Similarly, article III(e)(2) of the XS Franchise’s operating agreement requires that a transferee execute an instrument stating that it agrees to be bound by the agreement’s terms and conditions, and petitioner did not allege that she executed any such instrument.”

But, Lin States a Claim for Breach of the Promise to Make her a Member

The First Department reversed, however, the Trial Court’s dismissal of Lin’s breach of contract claim.  The Court held that Lin alleged the existence of a valid contract to transfer an interest in XS Franchise to her in exchange for her services and the payment of capital, her performance of those services and payment of capital, and Sun’s failure to transfer the interest.  

So Lin could pursue claims focused on Sun’s failure to make her a member, but not the claims that required her to actually be a member.

Can Lin Be Squared with Sherman?  A Return to Formalism or More Opacity for Member Disputes?

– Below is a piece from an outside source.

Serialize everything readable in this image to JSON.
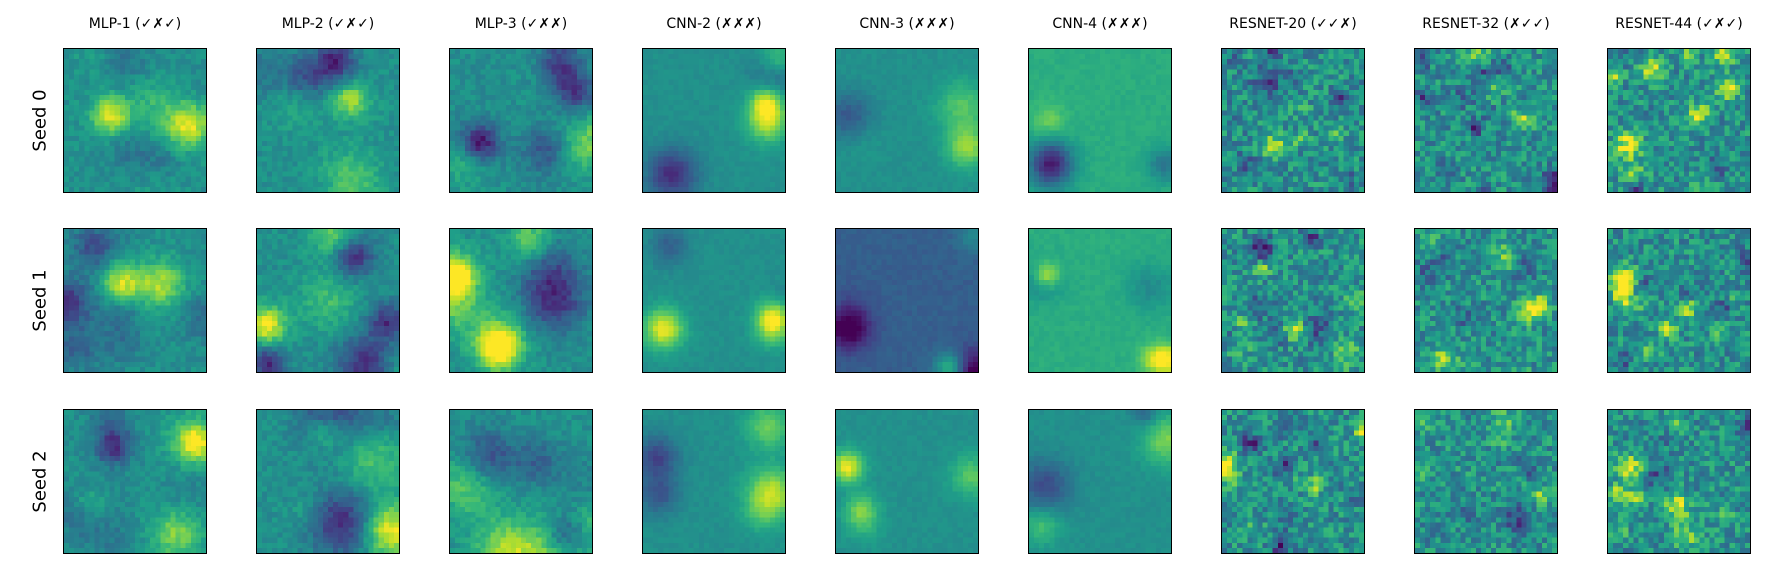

By my count, the last time the Appellate Division considered a similar case was its 2022 decision in Sherman v Zampella, which we blogged about here.  In that case, the First Department affirmed Justice Borrok’s conclusion that alleged informal indicia of ownership—text messages, course of conduct, and admissions—constituted a prima facie showing that the plaintiff was a member in the LLC, overcoming the failure of the formal admission requirements in the operating agreement.

Lin goes decidedly the other way.  In so doing, it signals a shift back toward formalism, elevating compliance with contractual admission procedures over equitable considerations. Notably, the Lin court gave no traction to arguments grounded in waiver or estoppel—doctrines that carried the day in Sherman.

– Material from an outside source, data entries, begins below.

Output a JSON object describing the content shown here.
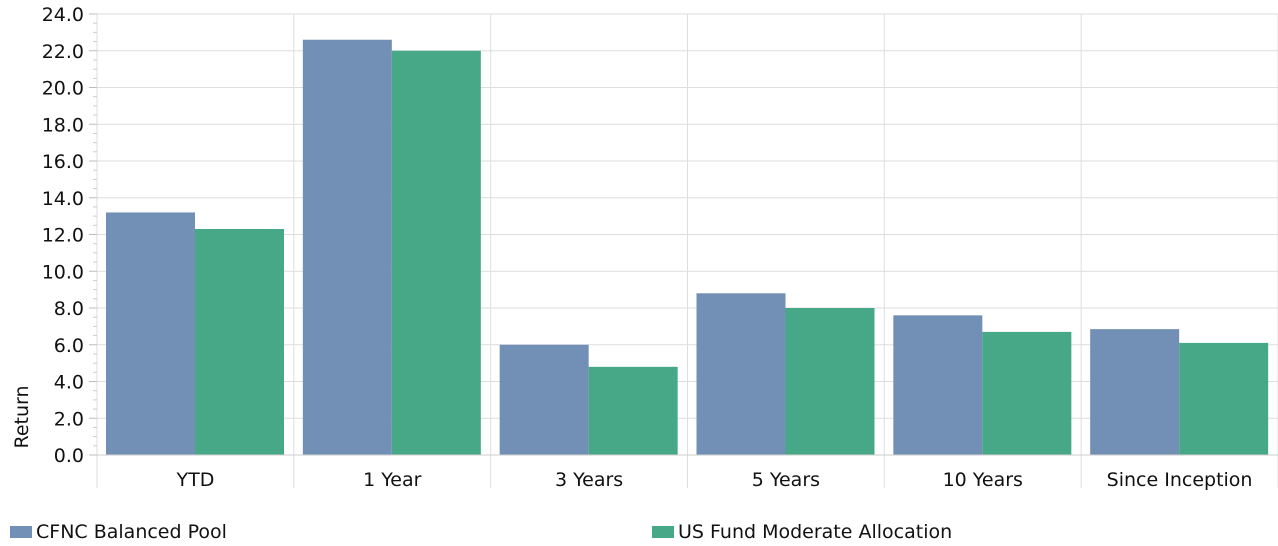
{
  "chart_data": {
    "type": "bar",
    "title": "",
    "xlabel": "",
    "ylabel": "Return",
    "ylim": [
      0,
      24
    ],
    "y_major_step": 2,
    "y_tick_labels": [
      "0.0",
      "2.0",
      "4.0",
      "6.0",
      "8.0",
      "10.0",
      "12.0",
      "14.0",
      "16.0",
      "18.0",
      "20.0",
      "22.0",
      "24.0"
    ],
    "categories": [
      "YTD",
      "1 Year",
      "3 Years",
      "5 Years",
      "10 Years",
      "Since Inception"
    ],
    "series": [
      {
        "name": "CFNC Balanced Pool",
        "color": "#728FB5",
        "values": [
          13.2,
          22.6,
          6.0,
          8.8,
          7.6,
          6.85
        ]
      },
      {
        "name": "US Fund Moderate Allocation",
        "color": "#46A887",
        "values": [
          12.3,
          22.0,
          4.8,
          8.0,
          6.7,
          6.1
        ]
      }
    ],
    "grid": true,
    "legend_position": "bottom"
  }
}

Consider also whether the emphasis on formalities in Lin better squares with LLC Law 602(b)(1), which requires “compliance with the operating agreement” as a precondition to membership. The Revised Uniform Limited Liability Company Act (Section 102[13]) and the Delaware Code (Section 18-101[9]), meanwhile, invite more flexibility; both expressly contemplate oral and implied operating agreements.

Many LLC members enter into an operating agreement containing certain formality requirements, then exercise substantially less formality in their dealings.  That reality often invites the argument that the member waived his or her right to insist on those formality requirements.  Lin highlights the clear limitations of that argument in the context of admission of new members.

If Sherman blurred the lines of LLC ownership, Lin redraws them. But in doing so, it may leave even more uncertainty about when informal conduct will ever be enough.